A handful of years ago, it became obvious that there was an all-new schism in the automotive industry. Hell, if you just walked over to the Lexus stand at the New York Auto Show it was patently obvious.

You had gasoline-powered vehicles on one side and then you had the hybrids on the other. It was like a sixth grade dance.

While that certainly has played out with the addition of electric vehicles, something else has transpired. And, frankly, we called it.

Sport-utility vehicles and trucks have taken over in the sales race. While this was already well under way since before the 2007 macroeconomic downturn, which sent oil prices skyrocketing and people clamoring for Toyota Priuses and MINI Coopers, the comeback has been twice as strong. It's kind of like when you fall off the wagon from a diet. The pounds come back in a BIG way.

In a conversation with a friend the other night he was proclaiming his love for trucks, and while I appreciate them I don't see the need to own or lust for one. In fact, I think that this love affair with SUVs and trucks will come to a screeching halt once oil prices spike again — and they will, in my humble opinion.

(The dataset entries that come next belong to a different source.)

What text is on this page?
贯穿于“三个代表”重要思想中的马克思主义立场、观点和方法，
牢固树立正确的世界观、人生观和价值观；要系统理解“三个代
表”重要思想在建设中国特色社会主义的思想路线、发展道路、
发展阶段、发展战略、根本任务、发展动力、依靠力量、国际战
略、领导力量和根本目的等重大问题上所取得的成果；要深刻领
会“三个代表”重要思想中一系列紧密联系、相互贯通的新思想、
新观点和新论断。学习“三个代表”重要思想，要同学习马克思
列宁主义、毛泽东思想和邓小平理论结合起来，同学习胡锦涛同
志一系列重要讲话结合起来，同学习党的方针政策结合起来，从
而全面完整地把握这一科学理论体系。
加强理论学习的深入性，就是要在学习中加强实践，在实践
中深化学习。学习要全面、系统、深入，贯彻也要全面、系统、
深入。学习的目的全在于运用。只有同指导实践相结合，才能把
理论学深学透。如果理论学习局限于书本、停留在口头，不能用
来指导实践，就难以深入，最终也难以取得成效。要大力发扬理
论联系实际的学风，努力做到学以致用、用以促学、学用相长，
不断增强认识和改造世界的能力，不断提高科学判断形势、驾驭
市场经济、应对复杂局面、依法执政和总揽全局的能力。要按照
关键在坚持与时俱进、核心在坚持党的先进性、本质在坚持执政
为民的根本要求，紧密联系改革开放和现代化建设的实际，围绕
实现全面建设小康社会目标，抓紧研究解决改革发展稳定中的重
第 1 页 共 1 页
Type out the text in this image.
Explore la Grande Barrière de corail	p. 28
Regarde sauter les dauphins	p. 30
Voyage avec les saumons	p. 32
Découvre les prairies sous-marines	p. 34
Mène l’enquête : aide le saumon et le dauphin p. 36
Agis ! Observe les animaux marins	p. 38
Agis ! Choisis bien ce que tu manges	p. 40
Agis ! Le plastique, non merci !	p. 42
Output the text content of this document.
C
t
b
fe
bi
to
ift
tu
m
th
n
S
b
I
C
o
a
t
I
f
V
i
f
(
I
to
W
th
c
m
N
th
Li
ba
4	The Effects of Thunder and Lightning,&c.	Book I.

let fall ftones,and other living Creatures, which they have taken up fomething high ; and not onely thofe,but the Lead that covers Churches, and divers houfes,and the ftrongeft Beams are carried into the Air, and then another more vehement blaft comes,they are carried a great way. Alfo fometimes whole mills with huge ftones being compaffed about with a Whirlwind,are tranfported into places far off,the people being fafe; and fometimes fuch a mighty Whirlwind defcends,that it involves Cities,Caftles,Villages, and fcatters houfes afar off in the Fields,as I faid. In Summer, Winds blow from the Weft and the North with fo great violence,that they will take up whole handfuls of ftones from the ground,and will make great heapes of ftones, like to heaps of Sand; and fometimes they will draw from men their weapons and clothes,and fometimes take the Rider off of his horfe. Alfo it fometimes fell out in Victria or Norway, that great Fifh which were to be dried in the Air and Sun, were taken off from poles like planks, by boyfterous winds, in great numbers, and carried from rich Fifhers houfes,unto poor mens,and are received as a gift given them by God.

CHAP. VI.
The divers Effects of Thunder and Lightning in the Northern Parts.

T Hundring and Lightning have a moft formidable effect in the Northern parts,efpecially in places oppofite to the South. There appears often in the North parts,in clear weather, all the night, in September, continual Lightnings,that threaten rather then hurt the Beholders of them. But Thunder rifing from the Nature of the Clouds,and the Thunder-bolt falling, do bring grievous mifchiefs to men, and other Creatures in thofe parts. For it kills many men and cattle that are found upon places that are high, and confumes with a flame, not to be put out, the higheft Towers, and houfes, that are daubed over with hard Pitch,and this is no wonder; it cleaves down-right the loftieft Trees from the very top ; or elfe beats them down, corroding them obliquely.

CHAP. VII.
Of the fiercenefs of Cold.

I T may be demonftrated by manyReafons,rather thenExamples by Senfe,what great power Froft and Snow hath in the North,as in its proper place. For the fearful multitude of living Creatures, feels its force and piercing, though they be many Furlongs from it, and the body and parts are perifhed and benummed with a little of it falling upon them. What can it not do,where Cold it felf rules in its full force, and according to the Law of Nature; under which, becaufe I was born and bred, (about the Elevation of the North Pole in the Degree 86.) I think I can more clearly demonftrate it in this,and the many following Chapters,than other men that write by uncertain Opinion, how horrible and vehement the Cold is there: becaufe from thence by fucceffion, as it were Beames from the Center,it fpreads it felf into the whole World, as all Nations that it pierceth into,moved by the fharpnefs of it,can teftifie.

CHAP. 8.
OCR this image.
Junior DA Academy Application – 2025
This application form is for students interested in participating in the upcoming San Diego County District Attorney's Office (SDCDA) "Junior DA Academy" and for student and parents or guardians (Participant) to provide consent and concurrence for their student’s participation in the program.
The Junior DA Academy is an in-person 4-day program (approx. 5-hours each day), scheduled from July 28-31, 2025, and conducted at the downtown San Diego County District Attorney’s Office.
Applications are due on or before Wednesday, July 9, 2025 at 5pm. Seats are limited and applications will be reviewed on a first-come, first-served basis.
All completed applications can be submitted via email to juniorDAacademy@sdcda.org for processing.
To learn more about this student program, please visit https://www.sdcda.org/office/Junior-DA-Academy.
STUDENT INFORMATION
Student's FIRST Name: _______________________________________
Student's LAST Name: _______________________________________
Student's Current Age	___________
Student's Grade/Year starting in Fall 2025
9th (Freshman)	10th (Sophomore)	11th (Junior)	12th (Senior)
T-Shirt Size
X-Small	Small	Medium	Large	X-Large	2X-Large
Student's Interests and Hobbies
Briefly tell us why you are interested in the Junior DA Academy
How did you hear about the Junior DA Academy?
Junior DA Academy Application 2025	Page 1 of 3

It was after I made this point he hit me with one of the funniest things I've ever heard. Essentially they said that trucks are the kings of the road, sedans and coupes are OVER, and only cars like the BMW M2 and Porsche 911 are exceptions because they are effectively "side chicks."

After a helluva laugh, I didn't quite know what to say except that they definitely picked two great sports cars.

Having said that, I've got to ask, Spies: Have sports cars been relegated to "side chick" status in the auto industry?